– Ох, как ты причмокиваешь-то весело! Молодец! – едок, вижу, ты добрый! – бодрым голосом болтала старушка, намывая посуду в алюминиевом тазу. – Кушай, кушай моя золотая, не отвлекайся! Тебе расти да расти – вон какая ты у нас махонькая! А бабушка сейчас тебе и пелёнок нагладит!
Ранним утром следующего дня ещё не успели забрезжить первые лучи рассвета, а старушка уже собиралась на вокзал. Маленькая Женя, проплакав полночи, лишь к утру крепко заснула. Бабушка с внучкой сели завтракать наскоро приготовленными бутербродами.
– Хочешь – не хочешь, а ехать надо! Попросила соседей пару дней за домом присмотреть, да за хозяйством, а душа у меня вся изболелась! У Зорьки же вымя всё распухло! Уже и ветеринара приглашала районного. Прописал мазь, примочки… Ох, горе мне с ней! Да и вам чего мешать-то буду, у вас тут и без меня негде повернуться. Ты хоть чуток-то вздремнула сегодня? – Агния Степановна посмотрела на уставшую внучку, и шумно прихлебнула горячий, сладкий чай.
– Я даже не помню, как уснула… отключилась намертво! Женька задала нам сегодня весёлую ночь. Да и ты не выспалась совсем.
– Да я-то что? – я в поезде покемарю ещё! А ты себя не истязай, как Женя будет засыпать, – тоже сразу ложись. Хоть на час, хоть на полчаса, а сон силы освежит. Я же знаю, как оно с детьми-то тяжело бывает…

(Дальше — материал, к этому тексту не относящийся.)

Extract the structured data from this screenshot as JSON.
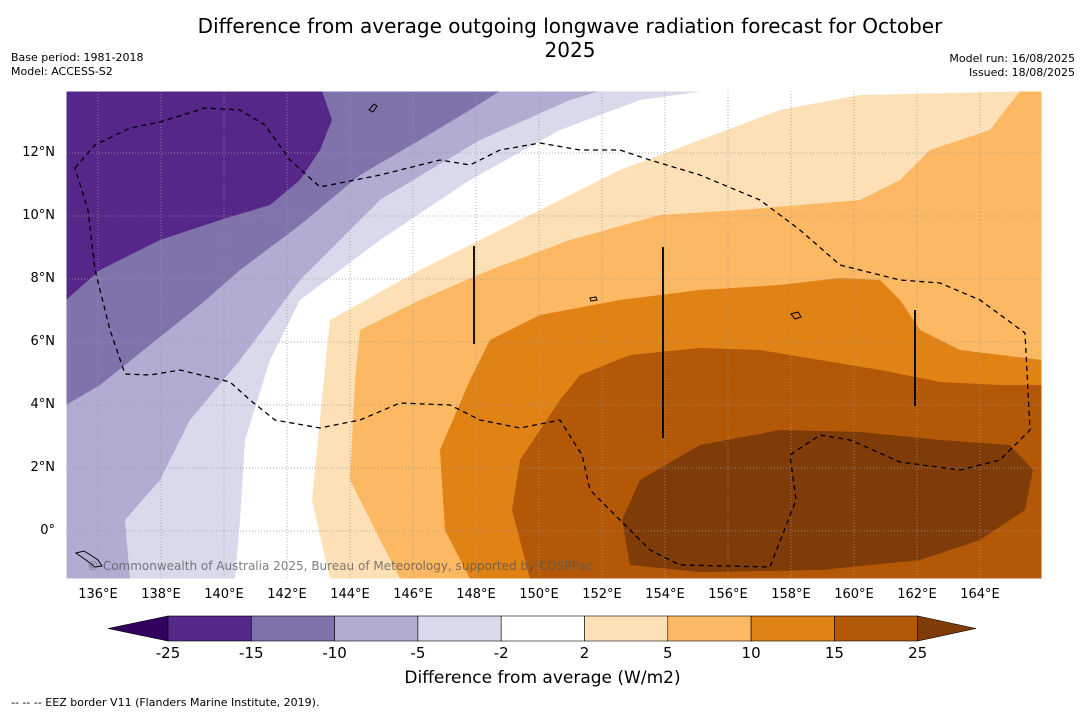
{
  "title": "Difference from average outgoing longwave radiation forecast for October 2025",
  "meta": {
    "base_period": "Base period: 1981-2018",
    "model": "Model: ACCESS-S2",
    "model_run": "Model run: 16/08/2025",
    "issued": "Issued: 18/08/2025"
  },
  "map": {
    "lat_labels": [
      "12°N",
      "10°N",
      "8°N",
      "6°N",
      "4°N",
      "2°N",
      "0°"
    ],
    "lon_labels": [
      "136°E",
      "138°E",
      "140°E",
      "142°E",
      "144°E",
      "146°E",
      "148°E",
      "150°E",
      "152°E",
      "154°E",
      "156°E",
      "158°E",
      "160°E",
      "162°E",
      "164°E"
    ],
    "copyright": "© Commonwealth of Australia 2025, Bureau of Meteorology, supported by COSPPac"
  },
  "colorbar": {
    "ticks": [
      "-25",
      "-15",
      "-10",
      "-5",
      "-2",
      "2",
      "5",
      "10",
      "15",
      "25"
    ],
    "colors": [
      "#32005e",
      "#542788",
      "#8073ac",
      "#b2abd2",
      "#d8daeb",
      "#ffffff",
      "#fee0b6",
      "#fdb863",
      "#e08214",
      "#b35806",
      "#7f3b08"
    ],
    "label": "Difference from average (W/m2)"
  },
  "legend_note": "-- -- -- EEZ border V11 (Flanders Marine Institute, 2019)."
}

Наскоро подкрепившись, Агния Степановна надела своё старенькое, потёртое на локтях, пальтишко; несколько замешкалась перед зеркалом в прихожей, настраивая на голове свой высоченный берет, в который всегда подкладывала свёрнутый платок – «для формы». Затем вынула из кармана маленькую, поцарапанную тубу розовой помады. Старушка словно прицелилась своими сощуренными, подслеповатыми глазами, потом чиркнула по губам ровно два раза.
– А-то вдруг принца встречу на белом коне, а губы не накрашены! Я ж себе этого потом не прощу! – пошутила Агния Степановна и сама захохотала над своей шуткой.
Маша, которая всё время стояла с растерянным видом, пряча чуть красноватые глаза, наконец-то улыбнулась.
– Слава тебе, Господи! Вижу улыбку на лице! Приятно посмотреть! А-то с утра наша Марья как лимон съела! Ну, что, присядем на дорожку! Подай-ка, внучка, табурет!
Через минуту женщины стояли у входной двери.
– Баб, как же мне будет тебя здесь не хватать! – дрожащими губами произнесла женщина.
– Ну что ты сырость опять разводишь! Всё будет хорошо, Машенька! Вот увидишь, всё образуется! Женечку береги! Целовать уж не стала, пусть спит, маленькая. Да и ты ложись, поспи. Ты дочке нужна бодрая, весёлая и жизнерадостная!
Маша не сдержала слёз, прижавшись к груди хрупкой старушки. Агния Степановна погладила внучку по голове.
– Будь сильной и невозмутимой, как скала, – добавила она нарочито-пафосно. – А, как потеплее станет, приезжай с Женечкой ко мне! Я буду вас ждать. Ох, не люблю я этих долгих прощаний. Всё… пойду уже… – старушка громко чмокнула Машу в щёку, – Женю за меня поцелуй.
Женщина прислонилась спиной к запертой за старушкой двери, медленно сползла вниз, и, положив голову на колени, тихо захлюпала носом, вздрагивая всем телом.
Дарий спешил к поляне, с трудом сдерживая волнение. Фигуру сидящей под деревом девушки он заметил издалека. Она не выбежала к нему навстречу, как обычно.
Дарий тревожно и неуверенно приблизился к Камиль. Прислонившись спиной к узловатому стволу дерева, она по-прежнему сидела недвижимо, чуть наклонив голову вперёд. Дарий опустился на колени прямо перед ней и забрал её ладони в свои руки. Только теперь она подняла на него глаза, полные глубокой грусти. Долгим изучающим взглядом она проникла в самую синь его задумчивых глаз.